Into their third decade, begun in 2019 with “The Furnaces of Palingenesia” which signalled a new direction in music and themes, veteran black metal masters Deathspell Omega bring out “The Long Defeat”, their second in their new phase of life, and it’s even more streamlined and accessible than what I remember of DsO, up to and including “The Furnaces …”. Perhaps after 20 years of producing complex music in a darkly hypnotic and jangly dissonant style, hard to take in with its lyrics challenging and debating Christian theology and showing it for the repressive force it has been in millions of people’s lives through the centuries, not to mention the layers of atmosphere, sonic texture and technical structures (often derive from jazz among other influences), DsO finally feel free enough to work (and play) with more conventional song composition methods and techniques. The result is five fairly lengthy songs featuring different vocalists, among them M of Polish black metallers Mgla and Swedish warbler Arioch / Mortuus of Funeral Mist and Marduk fame, with each song highlighting its respective singer’s strengths and characteristics. A raw screechy edge and some post-punk influence can be detected throughout the album. According to DsO’s Bandcamp page, three parallel story-lines delving into subject matter originally expressed in “The Furnaces …” (such as manipulating people to participate in their own self-destruction) take place through the music, the lyrics and the artwork – so I guess listeners definitely need to get the actual physical copy of the album in either its CD or vinyl LP form to appreciate the whole artistic endeavour!

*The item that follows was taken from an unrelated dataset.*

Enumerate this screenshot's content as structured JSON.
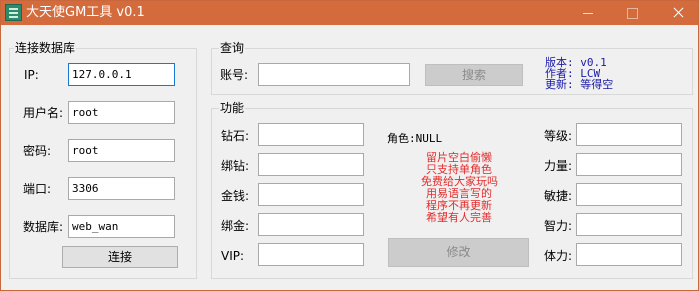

As might be expected of songs where the vocals are dominant and each song features a different singer, the songs here differ enough that the album resembles a compilation rather than a unified set and continuity is found in the lyrics and artwork carrying their respective narratives. Opening track “Enantiodroma” is a highly dense piece that rarely pauses for breath once it gets going though this means it has very little of the multi-dimensional airy ambient quality that distinguished DsO albums of earlier periods and can come across as a bit flat. The throat singing at the beginning and the chanting at the end of the song seem more like theatrical afterthoughts than essential additions to the song. Follow-up track “Eadem, sed aliter” is a more melodic and straightforward BM song with some lead guitar soloing that takes the music close to progressive rock territory. The title track continues this trend in a more epic style that embraces some post-metal influences with the result that parts of it can be highly emotional and intense. The latter half of the song can be very harrowing with a painful and anguished mood and screeching vocals.

The album continues in its chosen melodic and (at times) surprisingly conventional song-based path until we reach closing track “Our Life is Your Death”, the most head-banging / pub rock-out groove pop anthem DsO have ever done with infectiously catchy guitar melodies and crash-out riffs while a gruff distorted vocal barks out lyrics gloating in elite control of mass humanity for its own ends. Prog rock flotsam and jetsam creep into the track as it cruises to a mellow musical climax.

However different the songs may be in their embrace of conventional BM song structures and elements, they all share in a witheringly bleak view of humanity and its creations and institutions. This worldview is DsO’s saving grace: any slightly more optimistic tendencies on the band’s part and those guest vocalists would have disappeared faster than we can call on Lucifer to lash DsO into the proper mindset. Without the immersive if dark and oppressively cavernous atmospheres of earlier recordings, DsO must rely on a technically polished presentation that highlights their sound, song-writing and musical skills: they can’t afford to be anything less than perfect. Any flaws or shortcomings in the song-writing can be picked up and I have to say that as the album continues it does hit some rough bumps nudging it towards filler territory especially on the fourth track and other parts where prog-rock and post-metal tendencies come to the fore. The fifth and last song struggles to avoid falling into monotony and boredom and turning DsO into a second-rate version of UK avant black metal / post-metal band Caina.

Even within the musical boundaries DsO have set for themselves on “The Long Defeat”, the musicians appear less creative and original than they could have been. The music is polished and efficient in what it does but it is lacking in the energy, spirit and playful exploratory attitude that could have elevated the songs, flaws and all, into inspired pieces. What experimentation exists, like the throat singing or background spoken vocals, sounds as if it was added to spruce up the song rather than coming out of the song as a natural expression of its subject matter. At the beginning of a new phase in DsO’s career, to be saying all this for the first or second album of that phase bodes no good for the band.